J’ai même envie de vous confier une anecdote pour la peine. Son nom de scène, ça n’a jamais été Edith Piaf. C’est une contre-vérité historique. (J’aime bien cette expression, ça faisait un moment que je voulais la placer. Ca, c’est fait.) En vérité, je vous le dis, les amis, son vrai nom, c’est Edith Paf. Ouais. « Une erreur s’est glissée dans cette image ». Paf, comme toutes les baffes que j’ai envie de lui coller quand j’ai le malheur de la croiser. Ou comme « PAF ! Le chien… » qui aurait dû être son destin si j’en avais été le maître.

 

Même quand les chansons sont gaies, elle gangrène tout avec sa mélancolie surfaite. Edith Piaf, c’est la plus grande des voleuses sans être un gentleman. Quand je la vois, j’assiste au pire : le vol à l’arrachée des sentiments, le hold-up d’émotions. Sa voix en soi ne me touche pas. Un cambriolage comme un bel exercice de marketing avant l’heure, une image soigneusement mise au point. Et le monde s’est laissé dépouiller.

 

Et il continue.

 

Pourquoi cela a fonctionné ? Parce que pour durer comme ça, il faut un égo surdimensionné.

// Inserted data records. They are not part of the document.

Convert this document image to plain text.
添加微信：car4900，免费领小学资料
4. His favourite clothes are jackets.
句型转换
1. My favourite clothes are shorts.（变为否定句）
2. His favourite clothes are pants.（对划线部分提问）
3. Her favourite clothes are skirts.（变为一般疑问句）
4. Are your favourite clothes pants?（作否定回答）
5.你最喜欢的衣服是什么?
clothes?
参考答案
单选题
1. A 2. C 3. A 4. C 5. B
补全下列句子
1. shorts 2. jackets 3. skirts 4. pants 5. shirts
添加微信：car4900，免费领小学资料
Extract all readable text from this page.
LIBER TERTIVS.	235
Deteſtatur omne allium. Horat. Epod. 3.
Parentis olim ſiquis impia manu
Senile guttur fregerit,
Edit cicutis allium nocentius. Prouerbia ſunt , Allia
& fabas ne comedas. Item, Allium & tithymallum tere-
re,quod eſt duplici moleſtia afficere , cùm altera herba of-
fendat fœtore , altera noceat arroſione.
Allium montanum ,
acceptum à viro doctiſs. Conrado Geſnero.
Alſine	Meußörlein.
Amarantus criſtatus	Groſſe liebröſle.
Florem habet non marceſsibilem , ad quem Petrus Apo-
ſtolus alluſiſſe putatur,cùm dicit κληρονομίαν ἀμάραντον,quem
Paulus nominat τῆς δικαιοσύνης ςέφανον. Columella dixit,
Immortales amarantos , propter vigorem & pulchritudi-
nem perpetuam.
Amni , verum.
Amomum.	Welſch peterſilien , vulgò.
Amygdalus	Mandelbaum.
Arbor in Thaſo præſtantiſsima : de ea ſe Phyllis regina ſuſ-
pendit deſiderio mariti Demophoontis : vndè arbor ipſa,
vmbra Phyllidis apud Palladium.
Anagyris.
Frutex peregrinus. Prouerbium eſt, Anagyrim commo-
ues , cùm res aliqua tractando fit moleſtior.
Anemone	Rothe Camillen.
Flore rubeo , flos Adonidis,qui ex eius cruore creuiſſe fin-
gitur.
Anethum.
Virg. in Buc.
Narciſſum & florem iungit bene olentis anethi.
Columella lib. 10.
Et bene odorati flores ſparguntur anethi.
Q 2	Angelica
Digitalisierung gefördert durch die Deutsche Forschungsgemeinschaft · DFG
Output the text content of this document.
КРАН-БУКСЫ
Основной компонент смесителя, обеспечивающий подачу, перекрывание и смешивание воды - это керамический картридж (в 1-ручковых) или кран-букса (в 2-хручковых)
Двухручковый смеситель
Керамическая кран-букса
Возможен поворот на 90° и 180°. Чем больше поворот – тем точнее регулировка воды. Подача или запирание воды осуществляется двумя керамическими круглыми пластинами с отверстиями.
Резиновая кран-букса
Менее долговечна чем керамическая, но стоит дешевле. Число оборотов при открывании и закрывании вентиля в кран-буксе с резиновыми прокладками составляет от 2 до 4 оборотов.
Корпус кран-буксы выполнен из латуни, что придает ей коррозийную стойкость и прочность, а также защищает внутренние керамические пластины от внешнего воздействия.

Si nous étions capables de discerner ça au lieu de nous laisser baiser la gueule comme des demeurés, nous verrions quoi ? Un chantage affectif qui a duré 30 ans. « Aimez-moi, aimez-moi ou je vais en crever … Non pas toi Catnatt, t’es capable d’arracher les fils, ce fil ténu qui me retient à la vie et qui me permet de faire des concerts catastrophiques à la fin… »

 

Edith Piaf a fait croire à la planète entière qu’elle était vivante grâce à elle. Moi, je dis que c’est le genre de bête increvable qui enterre tout le monde.

 

Cocteau, avec lequel Édith entretenait une correspondance suivie, apprenant la nouvelle de sa mort, a dit : « C’est le bateau qui achève de couler. C’est ma dernière journée sur cette terre ». Il a ajouté : « Je n’ai jamais connu d’être moins économe de son âme. Elle ne la dépensait pas, elle la prodiguait, elle en jetait l’or par les fenêtres », avant de mourir lui-même (Source wikipedia)

 

Je dis pfff. Je dis « Je n’ai jamais connu d’être moins économe de son narcissisme. Elle ne le dépensait pas, elle le prodiguait, elle jetait sa merde par la fenêtre et arrosait tout le monde avec »

Moi, c’est pas mon truc. Je ne suis pas scatophile, désolée.